アイスブルーの瞳に見つめられて胸がドキドキする。
「大袈裟でも何でもなく、ずっとメアリーを愛している。これからもずっと」
そう言いながらデュークはメアリーの唇に自らの唇を重ねた。
短いキスの後、メアリーもデュークの胸に顔をうずめながら呟いた。
「私もデューク様が好きです」
「愛しているとは言ってくれないのか?」
からかうように言われてメアリーは口ごもった。
改めて言われると恥ずかしくて言えない。
困っているメアリーを見てデュークは微笑んだ。
「意地悪だったかな?メアリーの気持ちは伝わっている」
デュークはメアリーの頬にキスを落としてギュッと抱きしめた。
「こうして、ずっと二人で過ごそう。

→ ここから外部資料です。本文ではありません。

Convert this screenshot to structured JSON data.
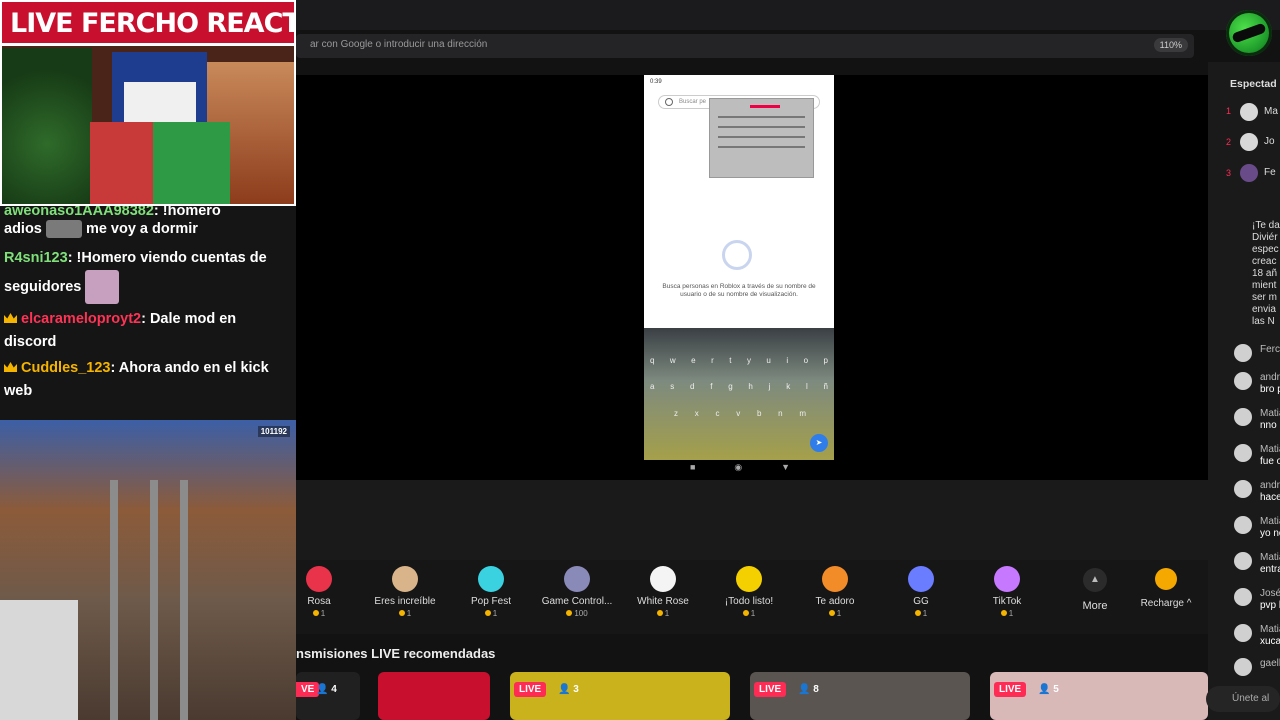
{
  "browser": {
    "url_placeholder": "ar con Google o introducir una dirección",
    "zoom": "110%"
  },
  "overlay": {
    "banner": "LIVE FERCHO REACTION"
  },
  "chat_overlay": {
    "messages": [
      {
        "user": "aweonaso1AAA98382",
        "text": " !homero"
      },
      {
        "user": "",
        "text": "adios",
        "text_after": "me voy a dormir"
      },
      {
        "user": "R4sni123",
        "text": ": !Homero viendo cuentas de seguidores"
      },
      {
        "user": "elcarameloproyt2",
        "text": ": Dale mod en discord"
      },
      {
        "user": "Cuddles_123",
        "text": ": Ahora ando en el kick web"
      }
    ],
    "colors": {
      "user1": "#7fe07a",
      "user2": "#7fe07a",
      "user3": "#ff3355",
      "user4": "#f5b400"
    }
  },
  "game": {
    "score": "101192"
  },
  "phone": {
    "time": "0:39",
    "search_placeholder": "Buscar pe",
    "hint": "Busca personas en Roblox a través de su nombre de usuario o de su nombre de visualización.",
    "keyboard_row1": [
      "q",
      "w",
      "e",
      "r",
      "t",
      "y",
      "u",
      "i",
      "o",
      "p"
    ],
    "keyboard_row2": [
      "a",
      "s",
      "d",
      "f",
      "g",
      "h",
      "j",
      "k",
      "l",
      "ñ"
    ],
    "keyboard_row3": [
      "z",
      "x",
      "c",
      "v",
      "b",
      "n",
      "m"
    ]
  },
  "gifts": [
    {
      "name": "Rosa",
      "cost": "1",
      "color": "#e8334a"
    },
    {
      "name": "Eres increíble",
      "cost": "1",
      "color": "#d9b48a"
    },
    {
      "name": "Pop Fest",
      "cost": "1",
      "color": "#3ad1e0"
    },
    {
      "name": "Game Control...",
      "cost": "100",
      "color": "#8a8ab8"
    },
    {
      "name": "White Rose",
      "cost": "1",
      "color": "#f4f4f4"
    },
    {
      "name": "¡Todo listo!",
      "cost": "1",
      "color": "#f5d000"
    },
    {
      "name": "Te adoro",
      "cost": "1",
      "color": "#f28c28"
    },
    {
      "name": "GG",
      "cost": "1",
      "color": "#6a7cff"
    },
    {
      "name": "TikTok",
      "cost": "1",
      "color": "#c678ff"
    }
  ],
  "more_label": "More",
  "recharge_label": "Recharge",
  "recommended": {
    "title": "nsmisiones LIVE recomendadas",
    "cards": [
      {
        "live": "VE",
        "viewers": "4"
      },
      {
        "live": "LIVE",
        "viewers": "3"
      },
      {
        "live": "LIVE",
        "viewers": "8"
      },
      {
        "live": "LIVE",
        "viewers": "5"
      }
    ]
  },
  "right_panel": {
    "title": "Espectad",
    "ranking": [
      {
        "rank": "1",
        "name": "Ma"
      },
      {
        "rank": "2",
        "name": "Jo"
      },
      {
        "rank": "3",
        "name": "Fe"
      }
    ],
    "pinned": [
      "¡Te da",
      "Diviér",
      "espec",
      "creac",
      "18 añ",
      "mient",
      "ser m",
      "envia",
      "las N"
    ],
    "comments": [
      {
        "name": "Ferch",
        "text": ""
      },
      {
        "name": "andre",
        "text": "bro p"
      },
      {
        "name": "Matia",
        "text": "nno"
      },
      {
        "name": "Matia",
        "text": "fue o"
      },
      {
        "name": "andre",
        "text": "haces"
      },
      {
        "name": "Matia",
        "text": "yo no"
      },
      {
        "name": "Matia",
        "text": "entra"
      },
      {
        "name": "José",
        "text": "pvp b"
      },
      {
        "name": "Matia",
        "text": "xuca"
      },
      {
        "name": "gaell",
        "text": ""
      }
    ],
    "join_label": "Únete al"
  }
}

寒い北の大地に来てくれてありがとう」
優しくデュークに言われて切ない気持ちになる。
お礼をいいたいのは自分の方だとメアリーはギュッとデュークの洋服を掴んだ。
「北の大地は雪が降っていて、この地で過ごせるか不安だったのです。それでも、皆もデューク様も優しくて大嫌いだった雪が今では美しくて、むしろ好きになりました」
「それは良かった。雪が降っている時期が長いから、メアリーは辛いだろうとは思っていたが杞憂だったな」
「でも、雪を見るとたまに少し寂しくなります」
「いい思い出を沢山作って行こう。俺と家族になってくれてありがとう。メアリー」
顔中にキスをされてメアリーはあったかい気持ちになってくる。
ここまで愛してくれる人が、ずっと傍にいてくれる。
北の大地でこんなに幸せな気分で過ごせるとは思わなかった。
メアリーは近づいてくるデュークの唇を目を閉じて受けいれた。